Bis zum Jahr 2030 möchte die Bundesregierung 30 Prozent ökologische Landwirtschaft, in Agrarfläche ausgedrückt ist ein Drittel erreicht. Seit etlichen Jahren kommt allerdings die Bio-Schweinemast mit einem Anteil von lediglich einem Prozent nicht von der Stelle. Wichtigster Vertriebskanal für ökologische Fleisch- und Wurstwaren ist der konventionelle Handel. Doch auch beim Wachstumstreiber müsse Bio noch etliche Hürden nehmen, wie auf der diesjährigen Tagung diskutiert wurde, zu der das Aktionsbündnis Bioschweinehalter Deutschland nach Bad Mergentheim eingeladen hatte.

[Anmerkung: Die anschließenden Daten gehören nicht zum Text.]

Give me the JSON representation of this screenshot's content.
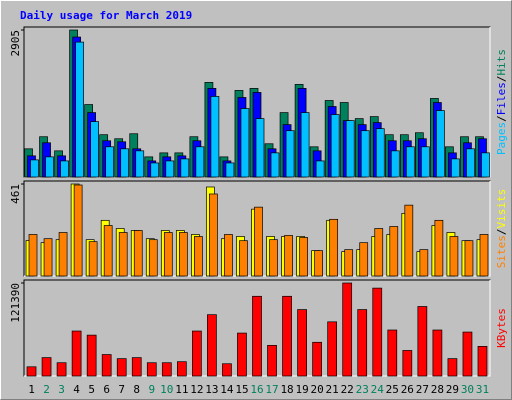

Bio-Anbauverbände und „die Philosophen“ in der Chefetage der konventionellen Lebensmittelhändler und Discounter seien sich in Sachen ökologischer Agrarwende schnell einig, kämen gut miteinander aus. „Es gibt aber noch zu viele in den Systemen, die kotzt Bio an, weil es unbequem und sperrig ist. Wir haben es in der Regel nicht mit überzeugten Bios zu tun“, mahnte Thomas Dosch, Sprecher der Tönnies-Gruppe. Es mache künftig bestenfalls keinen Unterschied, ob konventionelle oder Bio-Ware gehandhabt werden muss. Lobend erwähnte er in diesem Zusammenhang die Anbauverbände Naturland und Biopark, weil sie bundesweit denken und entsprechend aufgestellt seien. „Bei Bioland mit seinen Regionalgesellschaften wird es schon wieder komplexer.“
Weitere Schwierigkeiten brachte ein Branchenexperte aus dem Publikum zur Sprache, der seinen Namen an dieser Stelle nicht lesen möchte. „Ein Lidl-Einkäufer bewegt einen Milliarden Umsatz mit Wurst und wird nach Mengenprämie bezahlt. Und nun soll er ein Fünftel seiner Arbeitszeit in den viel kleineren Bio-Absatz investieren? An dieser Hürde scheitert Bio immer wieder.“ Ein weiteres Problem seien die Preisaufschläge: Per se ist Bio-Fleisch für die Händler im Einkauf teurer als konventionelle Ware, doch wenn wie üblich jeweils der gleiche prozentuale Aufschlag hinzukommt, ist der Preisabstand dann im Laden am Ende noch höher. „Egal ob Lebensmitteleinzelhandel, Bio-Fachhandel oder Discounter: Keiner kann mit absoluten Aufschlägen rechnen.“
Fleisch für jeden und die Botschaft muss stimmen
Auch für Roger Fechler, Leiter Fachbereich Vieh & Fleisch beim Deutschen Bauernverband, ist der Preisabstand beim Endprodukt ein Hauptgrund, warum die Bio-Schweinemast seit etlichen Jahren lediglich einen Anteil von einem Prozent auf sich vereint. Mit dem Handel in den Dialog zu kommen sei ein ambitioniertes Projekt, auf das er Lust hätte. Ziel: Tierhalter zu motivieren auf bio umzustellen. „Bio wird unbestritten als ein gutes Produktionsverfahren gesehen.“ Bei dem teils hohen Preis für Bio-Fleisch könne man viele Konsumenten allerdings nicht mitnehmen. Nun hofft er durch das geplante staatliche Tierhaltungskennzeichen für Mastschweine mit den Stufen 1 (gesetzlicher Standard) bis 5 (bio) mehr Qualitätsfleisch in den Handel zu bringen, so dass der Preisabstand zu bio nicht mehr so groß ausfällt. Heinrich Rülfing, Bioland-Schweinemäster und erster Vorsitzender Aktionsbündnis Bioschweinehalter Deutschland, sprach sich erwartungsgemäß dafür aus, Billig-Fleisch aus den Sortimenten komplett zu streichen. Dem widersprach Thomas Förster, Geschäftsführer des Fleischverarbeiters Gebrüder Förster GmbH. „Fleisch muss für jeden zugänglich sein.“
Gemeinsam „über bio“ ermöglichen
Dieser Artikel sowie alle Inhalte von „über bio“ sind für Sie kostenfrei.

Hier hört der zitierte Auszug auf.